The Office for National Statistics will release a July number for the index of services on 30 September. This number will be a key input to the preliminary estimate of GDP in the third quarter, to be released on 27 October. The indications are that services output rose solidly in July, in turn suggesting that the preliminary GDP estimate will show respectable quarterly growth – possibly as high as 0.4%. Such an outcome would add to doubts about the necessity of the MPC’s August easing package and could block the further rate cut apparently desired by a majority of Committee members.
There are two reasons for expecting the July services number to be solid. First, retail services output has a 7.1% weight in the index and is measured by retail sales volume, which rose by 1.9% in July, implying a contribution of 0.1 percentage points.
Secondly, services turnover data for July released earlier this week suggest that output increased in a number of other industries.
Translating the turnover data into a forecast for output is not straightforward and attempts here to draw inferences in the past have not always been successful. The difficulties include: turnover is measured in current price terms and is not adjusted for seasonal factors or working days; the turnover survey omits some important output components, including financial services, government activities and imputed rent; and the industry shares in the turnover data differ from the weights used in the output index.
The chart compares a subset of the output index accounting for 58% of the total with an estimated series for real turnover adjusted for seasonals / working days and weighting differences. This series has tracked monthly output changes reasonably well and suggests a further solid increase in July.
Based on the above, total services output may have risen by 0.4% in July, assuming no significant weakness in components for which there is little or no information.
Combined with already-released data on industrial and construction output, such an increase would imply that GDP in July was 0.3% above the second-quarter level. The preliminary third-quarter GDP estimate will also take into account August industrial / construction data (to be released on 7 and 14 October respectively) and early results of the August turnover survey, with statistical methods used to estimate September numbers. These methods are likely to extrapolate recent growth, implying the possibility of a 0.4% quarterly GDP increase barring weakness in the August data.
A 0.4% rise would also be consistent with July / August vacancies data – see previous post.
At its July meeting, the MPC judged that the Brexit vote “was likely to depress economic activity in the near term”. The Committee was more explicit in August, expecting “little growth in GDP during the second half”, with the Bank’s staff forecasting that that the preliminary third-quarter estimate would show no change from the second quarter. Better data forced an upgrade in September but the MPC still anticipated “a material slowing of UK GDP growth”, with the staff estimating a preliminary third-quarter increase of only 0.2%.

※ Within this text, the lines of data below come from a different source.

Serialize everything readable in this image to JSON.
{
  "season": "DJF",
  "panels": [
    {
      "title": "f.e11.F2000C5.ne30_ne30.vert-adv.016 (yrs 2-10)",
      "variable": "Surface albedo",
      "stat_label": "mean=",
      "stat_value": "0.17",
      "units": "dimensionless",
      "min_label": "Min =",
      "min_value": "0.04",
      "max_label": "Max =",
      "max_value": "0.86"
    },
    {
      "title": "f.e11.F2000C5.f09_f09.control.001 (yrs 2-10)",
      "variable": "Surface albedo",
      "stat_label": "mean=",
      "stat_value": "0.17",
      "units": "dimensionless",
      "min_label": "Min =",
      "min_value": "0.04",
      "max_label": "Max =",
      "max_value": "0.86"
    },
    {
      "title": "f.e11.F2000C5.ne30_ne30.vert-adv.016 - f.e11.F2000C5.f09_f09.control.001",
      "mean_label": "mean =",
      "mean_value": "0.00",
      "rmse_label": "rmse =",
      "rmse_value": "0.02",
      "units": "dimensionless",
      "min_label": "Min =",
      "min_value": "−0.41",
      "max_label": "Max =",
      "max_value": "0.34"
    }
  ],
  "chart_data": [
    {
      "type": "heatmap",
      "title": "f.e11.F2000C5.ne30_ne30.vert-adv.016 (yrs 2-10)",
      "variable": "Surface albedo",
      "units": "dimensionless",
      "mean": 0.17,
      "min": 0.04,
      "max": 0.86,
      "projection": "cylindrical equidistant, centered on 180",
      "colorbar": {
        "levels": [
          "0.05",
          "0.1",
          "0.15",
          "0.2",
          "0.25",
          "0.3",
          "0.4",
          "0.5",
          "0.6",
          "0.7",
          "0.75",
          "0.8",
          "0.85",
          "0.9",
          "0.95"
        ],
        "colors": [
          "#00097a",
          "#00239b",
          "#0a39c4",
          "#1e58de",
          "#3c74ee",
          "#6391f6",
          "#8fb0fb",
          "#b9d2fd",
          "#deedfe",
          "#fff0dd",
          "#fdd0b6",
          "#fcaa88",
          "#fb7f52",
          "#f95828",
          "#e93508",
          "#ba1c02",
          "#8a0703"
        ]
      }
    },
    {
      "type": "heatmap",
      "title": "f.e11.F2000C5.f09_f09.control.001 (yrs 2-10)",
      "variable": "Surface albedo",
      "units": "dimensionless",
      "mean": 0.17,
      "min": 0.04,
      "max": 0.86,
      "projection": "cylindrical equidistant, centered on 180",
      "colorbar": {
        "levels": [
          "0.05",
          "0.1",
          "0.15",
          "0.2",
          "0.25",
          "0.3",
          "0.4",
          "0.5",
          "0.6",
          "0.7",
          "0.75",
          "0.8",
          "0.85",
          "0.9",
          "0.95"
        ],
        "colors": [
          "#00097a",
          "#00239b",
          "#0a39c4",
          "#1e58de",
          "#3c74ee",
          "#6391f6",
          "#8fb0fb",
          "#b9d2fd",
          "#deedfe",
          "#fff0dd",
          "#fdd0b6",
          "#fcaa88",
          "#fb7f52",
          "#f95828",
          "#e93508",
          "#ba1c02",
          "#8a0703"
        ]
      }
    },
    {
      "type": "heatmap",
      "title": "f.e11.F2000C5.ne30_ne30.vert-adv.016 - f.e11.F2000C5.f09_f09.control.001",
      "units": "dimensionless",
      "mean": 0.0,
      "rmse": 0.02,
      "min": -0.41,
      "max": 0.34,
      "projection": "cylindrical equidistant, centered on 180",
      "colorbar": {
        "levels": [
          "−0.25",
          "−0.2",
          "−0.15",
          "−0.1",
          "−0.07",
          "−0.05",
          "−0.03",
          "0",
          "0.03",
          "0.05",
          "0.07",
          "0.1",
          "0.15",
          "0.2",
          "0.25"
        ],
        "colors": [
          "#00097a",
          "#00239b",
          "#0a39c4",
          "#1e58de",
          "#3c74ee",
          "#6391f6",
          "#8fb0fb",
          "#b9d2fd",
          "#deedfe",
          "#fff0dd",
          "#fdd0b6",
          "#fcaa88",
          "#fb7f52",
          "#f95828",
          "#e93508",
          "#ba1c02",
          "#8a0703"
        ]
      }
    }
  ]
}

Third-quarter growth of 0.4%, with the possibility of a future upward revision, would, therefore, raise question marks about the MPC’s pre- and post-Brexit vote analysis and policy strategy. It could be difficult, in these circumstances, for the Committee to follow through on its strong guidance of a further cut in Bank rate to 0.1% (although Governor Carney’s tendency to find alternative rationales for a desired course of action should not be discounted).